Radiative Inclusive HLT2 Efficiency and Multiplicity Analysis Pipeline

public 1yr ago Version: NoExtraSelections_2k 0 bookmarks

Help improve this workflow!

This workflow has been published but could be further improved with some additional meta data:

Keyword(s) in categories input, output, operation

You can help improve this workflow by suggesting the addition or removal of keywords, suggest changes and report issues, or request to become a maintainer of the Workflow .

Repository to contain scripts used to run Moore, MooreAnalysis and DaVinci to obtain HLT2 efficiencies, extraselection multiplicities and event sizes from radiative inclusive HLT2 lines. The flow is controlled with a makefile. The MCs used are KstG, PhiG, K1G, LambdaG, XiG, OmegaG . The main commands are:

make all : Run everything
make all_MA : Run MooreAnalysis part only. This produces matched MCDecayTreeTuples and computes line efficiencies over reconstructible events.
make alltuples_MA : Produce matched ntuples with MooreAnalysis.
make all_Moore : Run Moore+DaVinci part only. This produces mDSTs with Moore and then ntuples with Davinci. Computes extraselection multiplicities and average event sizes in the mDST.
make HHGamma_multiplicities : Compute multiplicities using extraselection from HHGamma line only. Uses all MCs.
make HHGammaEE_multiplicities : Compute multiplicities using extraselection from HHGammaEE line only. Uses all MCs.
make HHHGamma_multiplicities : Compute multiplicities using extraselection from HHHGamma line only. Uses all MCs.
make HHHGammaEE_multiplicities : Compute multiplicities using extraselection from HHHGammaEE line only. Uses all MCs.
make allEvtSizes_Moore : Compute all event sizes. One for each MC
make allDSTs_Moore : Produce all mDSTs using Moore.
make alltuples_Moore : Produce all ntuples with DaVinci.

Outputs

The outputs are all saved in the output folder. Interesting results are all tagged in the repository so that they can be accessed in the future. The list of previous and a short description is added here.

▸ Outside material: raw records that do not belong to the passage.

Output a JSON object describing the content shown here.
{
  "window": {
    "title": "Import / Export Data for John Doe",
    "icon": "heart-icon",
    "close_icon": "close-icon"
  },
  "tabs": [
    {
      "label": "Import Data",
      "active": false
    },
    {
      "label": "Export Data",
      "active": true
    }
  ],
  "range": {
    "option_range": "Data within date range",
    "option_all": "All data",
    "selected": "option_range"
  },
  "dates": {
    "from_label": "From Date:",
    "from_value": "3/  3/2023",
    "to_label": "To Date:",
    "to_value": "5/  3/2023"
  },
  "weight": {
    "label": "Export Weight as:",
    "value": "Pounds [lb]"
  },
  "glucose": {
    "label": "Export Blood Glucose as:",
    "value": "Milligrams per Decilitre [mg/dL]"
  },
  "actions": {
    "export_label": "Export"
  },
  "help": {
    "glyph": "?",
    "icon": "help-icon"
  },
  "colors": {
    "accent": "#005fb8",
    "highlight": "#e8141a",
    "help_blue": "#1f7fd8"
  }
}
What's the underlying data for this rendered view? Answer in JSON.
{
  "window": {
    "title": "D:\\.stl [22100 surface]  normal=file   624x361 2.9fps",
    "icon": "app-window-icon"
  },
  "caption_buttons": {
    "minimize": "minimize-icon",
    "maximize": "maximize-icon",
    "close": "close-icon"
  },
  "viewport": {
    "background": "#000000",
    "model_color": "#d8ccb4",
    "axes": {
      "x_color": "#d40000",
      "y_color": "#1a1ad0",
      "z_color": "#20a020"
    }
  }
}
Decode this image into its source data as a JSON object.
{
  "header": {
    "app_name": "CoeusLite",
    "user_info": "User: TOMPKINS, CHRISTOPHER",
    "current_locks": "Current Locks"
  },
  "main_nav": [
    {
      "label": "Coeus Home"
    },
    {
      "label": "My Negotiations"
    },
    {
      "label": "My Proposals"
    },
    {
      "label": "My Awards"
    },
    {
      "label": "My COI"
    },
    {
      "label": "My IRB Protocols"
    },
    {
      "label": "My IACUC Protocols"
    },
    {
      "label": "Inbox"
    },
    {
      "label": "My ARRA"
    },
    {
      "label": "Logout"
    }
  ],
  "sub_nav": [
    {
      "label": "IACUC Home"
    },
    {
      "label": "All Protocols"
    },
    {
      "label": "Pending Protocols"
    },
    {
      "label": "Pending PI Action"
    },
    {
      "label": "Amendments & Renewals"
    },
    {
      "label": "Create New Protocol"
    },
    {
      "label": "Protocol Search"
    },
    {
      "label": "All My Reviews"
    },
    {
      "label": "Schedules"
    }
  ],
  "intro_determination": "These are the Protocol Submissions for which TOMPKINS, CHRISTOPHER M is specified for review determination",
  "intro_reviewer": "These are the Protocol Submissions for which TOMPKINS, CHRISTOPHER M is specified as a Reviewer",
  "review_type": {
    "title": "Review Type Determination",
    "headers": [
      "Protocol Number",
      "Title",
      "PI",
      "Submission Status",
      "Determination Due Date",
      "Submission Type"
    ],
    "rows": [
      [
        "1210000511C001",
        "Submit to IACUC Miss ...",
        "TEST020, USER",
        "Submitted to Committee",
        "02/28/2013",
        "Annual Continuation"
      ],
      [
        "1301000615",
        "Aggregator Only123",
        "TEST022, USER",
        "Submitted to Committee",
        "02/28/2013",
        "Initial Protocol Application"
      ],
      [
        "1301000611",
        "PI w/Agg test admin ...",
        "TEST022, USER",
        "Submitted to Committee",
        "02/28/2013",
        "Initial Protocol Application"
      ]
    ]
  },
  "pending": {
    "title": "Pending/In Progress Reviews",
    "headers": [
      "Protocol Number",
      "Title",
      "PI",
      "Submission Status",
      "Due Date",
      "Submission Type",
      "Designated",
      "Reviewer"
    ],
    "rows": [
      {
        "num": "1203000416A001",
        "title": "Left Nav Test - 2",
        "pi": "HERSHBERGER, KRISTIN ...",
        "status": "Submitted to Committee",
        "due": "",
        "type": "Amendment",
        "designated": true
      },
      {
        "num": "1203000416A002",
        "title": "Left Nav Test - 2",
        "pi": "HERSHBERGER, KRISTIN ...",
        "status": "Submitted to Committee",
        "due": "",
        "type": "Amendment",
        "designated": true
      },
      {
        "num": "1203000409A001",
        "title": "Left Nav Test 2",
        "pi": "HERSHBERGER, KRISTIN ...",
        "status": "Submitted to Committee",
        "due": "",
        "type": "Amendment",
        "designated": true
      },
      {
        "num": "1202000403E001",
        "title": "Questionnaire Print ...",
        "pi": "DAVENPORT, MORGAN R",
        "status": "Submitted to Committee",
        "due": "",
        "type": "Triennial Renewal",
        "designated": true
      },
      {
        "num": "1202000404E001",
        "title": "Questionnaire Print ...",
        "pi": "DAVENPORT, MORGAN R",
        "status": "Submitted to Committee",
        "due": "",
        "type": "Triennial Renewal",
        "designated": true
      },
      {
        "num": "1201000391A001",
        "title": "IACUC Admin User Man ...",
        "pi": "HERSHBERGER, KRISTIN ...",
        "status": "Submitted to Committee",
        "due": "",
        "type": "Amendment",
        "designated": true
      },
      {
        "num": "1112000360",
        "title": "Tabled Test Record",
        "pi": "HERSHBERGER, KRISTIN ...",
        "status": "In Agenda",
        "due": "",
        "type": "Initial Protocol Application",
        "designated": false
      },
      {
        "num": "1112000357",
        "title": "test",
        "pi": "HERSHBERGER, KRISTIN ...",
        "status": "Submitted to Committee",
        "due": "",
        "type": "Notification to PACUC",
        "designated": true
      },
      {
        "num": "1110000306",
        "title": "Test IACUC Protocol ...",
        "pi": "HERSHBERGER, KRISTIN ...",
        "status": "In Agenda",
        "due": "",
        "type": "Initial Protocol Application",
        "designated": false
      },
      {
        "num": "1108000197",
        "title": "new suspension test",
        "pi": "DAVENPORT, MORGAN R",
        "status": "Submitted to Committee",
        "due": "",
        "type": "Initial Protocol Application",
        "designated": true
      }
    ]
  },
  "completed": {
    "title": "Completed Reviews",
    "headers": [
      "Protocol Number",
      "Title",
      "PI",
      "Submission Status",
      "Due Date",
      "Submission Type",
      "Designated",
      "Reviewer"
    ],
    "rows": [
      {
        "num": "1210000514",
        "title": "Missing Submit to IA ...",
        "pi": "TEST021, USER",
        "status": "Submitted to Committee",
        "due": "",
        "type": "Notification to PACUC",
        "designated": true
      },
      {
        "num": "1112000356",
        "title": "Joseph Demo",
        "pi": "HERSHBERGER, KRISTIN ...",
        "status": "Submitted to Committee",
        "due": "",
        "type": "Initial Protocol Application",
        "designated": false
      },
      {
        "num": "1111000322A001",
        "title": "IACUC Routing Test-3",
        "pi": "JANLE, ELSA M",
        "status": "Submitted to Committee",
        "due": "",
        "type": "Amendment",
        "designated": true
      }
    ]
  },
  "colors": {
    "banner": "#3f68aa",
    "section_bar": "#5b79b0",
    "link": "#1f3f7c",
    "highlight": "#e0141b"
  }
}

Loose_extra_cuts_2k : Loose extraselection cuts. Ran on 2000 events per MC sample.
Average_extra_cuts_2k : Average extraselection cuts with maximum 3-4 of each extra particles per event. Ran on 2000 events per MC sample.

Dependencies

In order to run all the scripts provided, other software must be prepared beforehand. Here are instructions to get everything ready.

LHCb repositories

First, LHCb software is needed, and the makefile is prepared to run on my own compiled stack (which contains latest changes on master). Follow lb-stack-setup to setup your own stack or checkout published versions using lb-dev . Then, change the paths at the beginning of the makefile . The packages needed are:

Moore : Repository for HLT2 lines.
MooreAnalysis : Helper repository to retrieve efficiencies and/or rates.
DaVinci : Repository to produce ntuples from mDSTs.

aalfonso-Analysis-Tools/root

Personal repository with many root scripts. It is here and contains instructions on how to compile it. It is used to retrieve the multiplicity of the extraselections.

Setup

By default the makefile will assume that the stack and aalfonso-Analysis-Tools/root are under ../stack and ../root. If that is your case, everything is already configured as long as your stack has MooreAnalysis, Moore and DaVinci.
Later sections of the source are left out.